Provided resampler in imblearn
will just use the target (i.e. the classes) to resample. No option such as a GroupResampling is existing. The easiest way to achieve what you want is to use the imblearn.FunctionSampler
where you can pass a function which will implement your desired group resampling using additional information. You can refer to the following example to see how it works. You can use this sampler in a pipeline as well.
@glemaitre I wrote a class that can handle this stratified random undersampling. It is provided with a dataframe and the names for a one dimensional feature variable (in my case a vector with nifti paths), a class label variable and the name for the grouping variable.This class is not very dynamic but it works.
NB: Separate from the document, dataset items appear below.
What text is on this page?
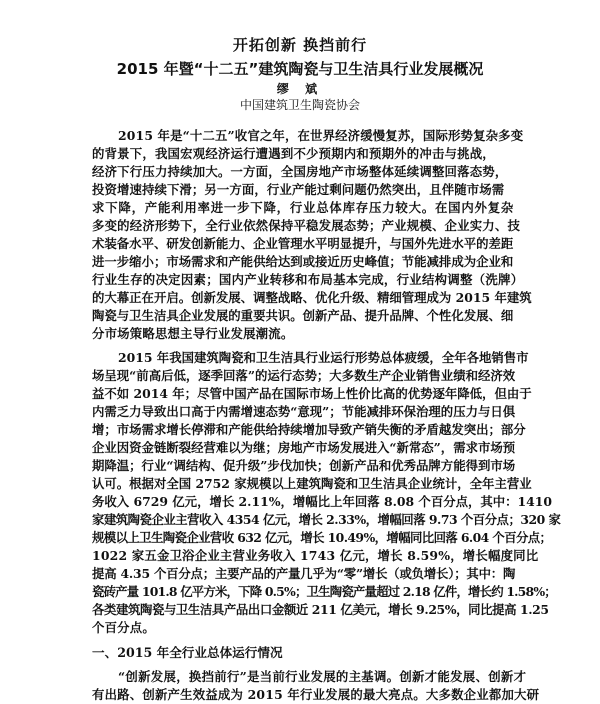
开拓创新 换挡前行
2015 年暨“十二五”建筑陶瓷与卫生洁具行业发展概况
缪 斌
中国建筑卫生陶瓷协会
2015 年是“十二五”收官之年，在世界经济缓慢复苏，国际形势复杂多变
的背景下，我国宏观经济运行遭遇到不少预期内和预期外的冲击与挑战，
经济下行压力持续加大。一方面，全国房地产市场整体延续调整回落态势，
投资增速持续下滑；另一方面，行业产能过剩问题仍然突出，且伴随市场需
求下降，产能利用率进一步下降，行业总体库存压力较大。在国内外复杂
多变的经济形势下，全行业依然保持平稳发展态势；产业规模、企业实力、技
术装备水平、研发创新能力、企业管理水平明显提升，与国外先进水平的差距
进一步缩小；市场需求和产能供给达到或接近历史峰值；节能减排成为企业和
行业生存的决定因素；国内产业转移和布局基本完成，行业结构调整（洗牌）
的大幕正在开启。创新发展、调整战略、优化升级、精细管理成为 2015 年建筑
陶瓷与卫生洁具企业发展的重要共识。创新产品、提升品牌、个性化发展、细
分市场策略思想主导行业发展潮流。
2015 年我国建筑陶瓷和卫生洁具行业运行形势总体疲缓，全年各地销售市
场呈现“前高后低，逐季回落”的运行态势；大多数生产企业销售业绩和经济效
益不如 2014 年；尽管中国产品在国际市场上性价比高的优势逐年降低，但由于
内需乏力导致出口高于内需增速态势“意现”；节能减排环保治理的压力与日俱
增；市场需求增长停滞和产能供给持续增加导致产销失衡的矛盾越发突出；部分
企业因资金链断裂经营难以为继；房地产市场发展进入“新常态”，需求市场预
期降温；行业“调结构、促升级”步伐加快；创新产品和优秀品牌方能得到市场
认可。根据对全国 2752 家规模以上建筑陶瓷和卫生洁具企业统计，全年主营业
务收入 6729 亿元，增长 2.11%，增幅比上年回落 8.08 个百分点，其中：1410
家建筑陶瓷企业主营收入 4354 亿元，增长 2.33%，增幅回落 9.73 个百分点；320 家
规模以上卫生陶瓷企业营收 632 亿元，增长 10.49%，增幅同比回落 6.04 个百分点；
1022 家五金卫浴企业主营业务收入 1743 亿元，增长 8.59%，增长幅度同比
提高 4.35 个百分点；主要产品的产量几乎为“零”增长（或负增长）；其中：陶
瓷砖产量 101.8 亿平方米，下降 0.5%；卫生陶瓷产量超过 2.18 亿件，增长约 1.58%；
各类建筑陶瓷与卫生洁具产品出口金额近 211 亿美元，增长 9.25%，同比提高 1.25
个百分点。
一、2015 年全行业总体运行情况
“创新发展，换挡前行”是当前行业发展的主基调。创新才能发展、创新才
有出路、创新产生效益成为 2015 年行业发展的最大亮点。大多数企业都加大研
Maybe I will implement a future Version where the class inherits from FunctionSampler so that it can be used in a pipeline as well. Also it shouldn’t be necessary to provide a dataframe. It would be better to provide a feature variable, a label variable and a grouping variable. The resampled indices can still be used for resampling the data frame where those variables come from.
from imblearn.under_sampling import RandomUnderSampler
class StratifiedRandomUnderSampler():
def __init__(self,df,X_name,y_name,groupvar_name,sampling_strategy='auto',
return_indices=False,random_state=None,replacement=False,ratio=None):
self.df = df
self.X_name = X_name
self.y_name = y_name
self.groupvar_name = groupvar_name
self.sampling_strategy = sampling_strategy
self.return_indices = return_indices
self.random_state = random_state
self.replacement = replacement
self.ratio = ratio
def resample(self):
self.df_res_ = self.df.groupby(self.groupvar_name).apply(self._random_undersample,
X_name=self.X_name,
y_name=self.y_name
)
self.df_res_.set_index(self.df_res_.index.get_level_values(1),inplace=True)
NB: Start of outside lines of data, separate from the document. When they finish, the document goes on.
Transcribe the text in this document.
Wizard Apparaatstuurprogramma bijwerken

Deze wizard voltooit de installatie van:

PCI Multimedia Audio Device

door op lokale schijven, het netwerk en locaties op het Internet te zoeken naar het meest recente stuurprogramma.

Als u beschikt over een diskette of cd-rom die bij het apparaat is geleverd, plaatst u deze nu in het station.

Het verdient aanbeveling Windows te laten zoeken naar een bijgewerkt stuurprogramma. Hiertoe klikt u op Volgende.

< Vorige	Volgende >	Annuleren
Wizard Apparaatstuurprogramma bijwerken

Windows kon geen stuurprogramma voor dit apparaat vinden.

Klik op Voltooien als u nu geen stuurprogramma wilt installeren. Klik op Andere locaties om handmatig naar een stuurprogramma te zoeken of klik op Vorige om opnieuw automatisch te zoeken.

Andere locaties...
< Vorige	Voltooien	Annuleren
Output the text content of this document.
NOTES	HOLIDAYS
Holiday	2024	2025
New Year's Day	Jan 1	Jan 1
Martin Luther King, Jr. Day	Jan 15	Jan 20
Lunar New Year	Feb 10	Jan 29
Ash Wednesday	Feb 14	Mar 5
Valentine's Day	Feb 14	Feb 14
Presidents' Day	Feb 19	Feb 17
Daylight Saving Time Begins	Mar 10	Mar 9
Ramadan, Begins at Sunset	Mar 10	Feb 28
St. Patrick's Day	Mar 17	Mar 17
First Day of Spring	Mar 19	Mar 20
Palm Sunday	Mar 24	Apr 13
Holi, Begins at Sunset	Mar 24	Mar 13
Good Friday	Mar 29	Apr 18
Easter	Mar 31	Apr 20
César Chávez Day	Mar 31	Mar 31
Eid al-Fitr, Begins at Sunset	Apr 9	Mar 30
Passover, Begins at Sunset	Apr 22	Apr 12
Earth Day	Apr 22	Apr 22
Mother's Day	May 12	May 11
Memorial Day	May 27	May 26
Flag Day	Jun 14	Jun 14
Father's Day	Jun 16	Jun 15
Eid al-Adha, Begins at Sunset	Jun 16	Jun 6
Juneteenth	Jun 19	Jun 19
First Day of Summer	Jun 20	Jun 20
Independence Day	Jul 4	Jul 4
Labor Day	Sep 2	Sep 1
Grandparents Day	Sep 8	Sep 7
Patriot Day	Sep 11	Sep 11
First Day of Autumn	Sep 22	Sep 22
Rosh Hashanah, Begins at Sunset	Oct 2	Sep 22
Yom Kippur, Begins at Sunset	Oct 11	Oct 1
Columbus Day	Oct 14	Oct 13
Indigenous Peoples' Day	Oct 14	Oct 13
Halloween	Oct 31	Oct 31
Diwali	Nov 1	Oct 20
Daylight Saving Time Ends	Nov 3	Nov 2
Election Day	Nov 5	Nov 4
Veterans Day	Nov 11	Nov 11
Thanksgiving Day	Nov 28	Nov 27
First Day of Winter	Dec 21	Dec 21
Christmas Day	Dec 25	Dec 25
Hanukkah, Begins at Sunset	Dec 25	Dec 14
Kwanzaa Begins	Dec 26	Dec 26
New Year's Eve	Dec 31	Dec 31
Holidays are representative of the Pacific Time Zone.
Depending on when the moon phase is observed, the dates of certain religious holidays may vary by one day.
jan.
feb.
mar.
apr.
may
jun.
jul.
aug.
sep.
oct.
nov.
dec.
self.X_ = self.df_res_[self.X_name]
self.y_ = self.df_res_[self.y_name]
return self.X_, self.y_, self.df_res_
def _random_undersample(self,group_df,X_name,y_name):
# resampling is only possible when there is more than one class label
# NOTE: this means that groups which contain samples with only one class
# label will be dropped.
if group_df[y_name].nunique() > 1:
# convert feature column into (n_samples,1) dimensional numpy array
# NOTE: this reshaping is required by imblearn when dealing with one
# dimensional feature matrices.
X = group_df[X_name].values.reshape(-1,1)
rus = RandomUnderSampler(sampling_strategy=self.sampling_strategy,
return_indices=self.return_indices,
random_state=self.random_state,
replacement=self.replacement,
ratio=self.ratio)
rus.fit_resample(X,group_df[y_name])
indices = rus.sample_indices_
return group_df.iloc[indices]